Kamis, 27 Maret 2025 09:00 WIB

Font: Ukuran: - +

Litbang Kompas. Foto: Kompas/ Ryan Rinaldy


DIALEKSIS.COM | Jakarta - Lembaga Penelitian dan Pengembangan (Litbang) Kompas merilis hasil jajak pendapat terbaru yang mengungkap kekhawatiran publik terhadap revisi Undang-Undang Tentara Nasional Indonesia (UU TNI) yang sedang dibahas DPR dan pemerintah. Survei yang digelar pada 17-20 Maret 2025 ini menunjukkan 69,5% atau tujuh dari sepuluh responden menilai perluasan jabatan TNI ke lembaga sipil berpotensi memundurkan proses reformasi yang dimulai sejak 1998.

Dikutip dari Kompas.id, Rabu (26/3/2025), publik menginginkan TNI tetap berpegang pada semangat reformasi dengan fokus sebagai alat pertahanan negara. Kekhawatiran ini berakar pada sejarah dwifungsi militer era Orde Baru, ketika Angkatan Bersenjata Republik Indonesia (ABRI) tidak hanya bertugas di bidang pertahanan, tetapi juga aktif dalam politik dan pemerintahan. 
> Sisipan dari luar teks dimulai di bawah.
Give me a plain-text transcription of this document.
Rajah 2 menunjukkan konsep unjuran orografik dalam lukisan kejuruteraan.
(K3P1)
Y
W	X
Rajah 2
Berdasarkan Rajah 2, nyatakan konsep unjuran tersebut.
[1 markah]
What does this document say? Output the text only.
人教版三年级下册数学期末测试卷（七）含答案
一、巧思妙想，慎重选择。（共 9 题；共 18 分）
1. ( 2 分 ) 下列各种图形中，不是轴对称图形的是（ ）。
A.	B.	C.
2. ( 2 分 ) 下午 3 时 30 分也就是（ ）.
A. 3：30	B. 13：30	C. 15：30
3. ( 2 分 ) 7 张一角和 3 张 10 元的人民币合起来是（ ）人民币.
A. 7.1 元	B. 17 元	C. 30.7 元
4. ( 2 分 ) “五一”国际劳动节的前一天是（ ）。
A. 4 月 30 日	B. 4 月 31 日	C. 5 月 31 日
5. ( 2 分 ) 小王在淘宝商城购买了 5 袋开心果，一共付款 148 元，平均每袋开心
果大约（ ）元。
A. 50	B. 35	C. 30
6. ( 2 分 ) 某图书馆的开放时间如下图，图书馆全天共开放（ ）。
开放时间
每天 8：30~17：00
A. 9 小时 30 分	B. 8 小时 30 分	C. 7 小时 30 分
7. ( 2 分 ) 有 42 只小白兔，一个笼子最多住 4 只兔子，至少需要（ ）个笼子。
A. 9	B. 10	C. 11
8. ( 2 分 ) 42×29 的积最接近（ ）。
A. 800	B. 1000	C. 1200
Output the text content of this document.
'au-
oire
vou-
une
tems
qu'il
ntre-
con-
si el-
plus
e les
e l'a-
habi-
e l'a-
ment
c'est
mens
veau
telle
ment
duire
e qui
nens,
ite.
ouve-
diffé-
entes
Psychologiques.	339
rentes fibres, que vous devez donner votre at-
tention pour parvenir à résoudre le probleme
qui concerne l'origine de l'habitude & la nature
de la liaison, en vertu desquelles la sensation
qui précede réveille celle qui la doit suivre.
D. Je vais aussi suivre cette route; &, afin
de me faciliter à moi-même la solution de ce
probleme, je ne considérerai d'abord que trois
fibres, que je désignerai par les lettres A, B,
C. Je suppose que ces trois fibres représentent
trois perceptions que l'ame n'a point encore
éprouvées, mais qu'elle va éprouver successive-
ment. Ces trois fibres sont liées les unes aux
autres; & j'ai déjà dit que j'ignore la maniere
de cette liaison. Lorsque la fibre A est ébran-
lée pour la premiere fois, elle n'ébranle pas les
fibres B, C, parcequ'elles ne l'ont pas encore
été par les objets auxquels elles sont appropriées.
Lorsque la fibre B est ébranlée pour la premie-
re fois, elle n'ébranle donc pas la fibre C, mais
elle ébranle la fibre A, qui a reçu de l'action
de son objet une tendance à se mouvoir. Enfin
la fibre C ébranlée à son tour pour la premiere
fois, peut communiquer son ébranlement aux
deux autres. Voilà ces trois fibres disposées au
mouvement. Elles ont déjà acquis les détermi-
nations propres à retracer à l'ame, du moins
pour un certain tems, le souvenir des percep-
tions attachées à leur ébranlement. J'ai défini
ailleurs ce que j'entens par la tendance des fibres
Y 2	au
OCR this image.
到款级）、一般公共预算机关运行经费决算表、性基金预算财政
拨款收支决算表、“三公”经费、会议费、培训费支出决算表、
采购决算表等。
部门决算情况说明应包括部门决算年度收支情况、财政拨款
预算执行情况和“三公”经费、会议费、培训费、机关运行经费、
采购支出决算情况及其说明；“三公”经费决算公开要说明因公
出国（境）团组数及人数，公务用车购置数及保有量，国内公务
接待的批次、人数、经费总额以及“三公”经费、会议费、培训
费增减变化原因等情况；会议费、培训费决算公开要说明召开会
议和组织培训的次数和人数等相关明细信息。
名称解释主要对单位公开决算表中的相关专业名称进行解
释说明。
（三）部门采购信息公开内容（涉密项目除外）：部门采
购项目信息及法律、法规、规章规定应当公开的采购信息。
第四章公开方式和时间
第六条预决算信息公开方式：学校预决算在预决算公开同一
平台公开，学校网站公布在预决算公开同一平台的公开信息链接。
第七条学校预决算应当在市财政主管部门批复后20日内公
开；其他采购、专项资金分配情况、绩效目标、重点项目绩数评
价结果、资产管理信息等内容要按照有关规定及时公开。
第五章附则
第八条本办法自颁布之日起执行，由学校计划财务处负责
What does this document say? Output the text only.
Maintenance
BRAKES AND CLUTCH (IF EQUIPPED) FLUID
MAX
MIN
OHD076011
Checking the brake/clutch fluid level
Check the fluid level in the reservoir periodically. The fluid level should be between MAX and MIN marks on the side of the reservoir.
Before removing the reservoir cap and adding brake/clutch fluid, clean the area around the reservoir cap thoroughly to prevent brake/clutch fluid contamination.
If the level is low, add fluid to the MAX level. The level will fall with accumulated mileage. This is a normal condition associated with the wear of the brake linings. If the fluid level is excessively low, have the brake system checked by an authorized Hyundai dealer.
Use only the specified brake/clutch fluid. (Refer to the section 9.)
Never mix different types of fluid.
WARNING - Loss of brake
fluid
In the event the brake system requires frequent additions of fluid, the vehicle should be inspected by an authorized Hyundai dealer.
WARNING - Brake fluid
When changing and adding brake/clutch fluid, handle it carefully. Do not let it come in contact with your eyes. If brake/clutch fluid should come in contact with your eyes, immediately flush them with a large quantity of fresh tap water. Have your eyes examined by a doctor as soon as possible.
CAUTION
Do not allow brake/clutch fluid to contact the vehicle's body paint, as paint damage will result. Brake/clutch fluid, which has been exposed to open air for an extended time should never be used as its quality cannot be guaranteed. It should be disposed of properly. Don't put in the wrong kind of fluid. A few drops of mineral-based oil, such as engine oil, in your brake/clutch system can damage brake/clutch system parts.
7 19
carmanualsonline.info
Tim Litbang Kompas menegaskan, "Hasil survei mencerminkan keinginan publik agar TNI konsisten pada peran utamanya, tanpa campur tangan dalam urusan sipil yang berisiko mengikis demokrasi."

Sebanyak 58,8% responden sepakat bahwa anggota TNI yang menduduki jabatan di lembaga sipil harus mengundurkan diri dari institusi militer. Selain itu, 68,6% responden khawatir revisi UU TNI akan menimbulkan tumpang tindih kewenangan antara lembaga sipil dan militer.

Tingkat kekhawatiran tertinggi tercatat pada responden berpendidikan tinggi (81,5%), sementara kelompok berpendidikan dasar berada di angka 64,5%. Litbang Kompas menyatakan hal ini wajar mengingat kelompok terdidik umumnya lebih kritis dalam menyikapi kebijakan, terutama yang berpotensi mengulangi praktik otoritarian masa lalu.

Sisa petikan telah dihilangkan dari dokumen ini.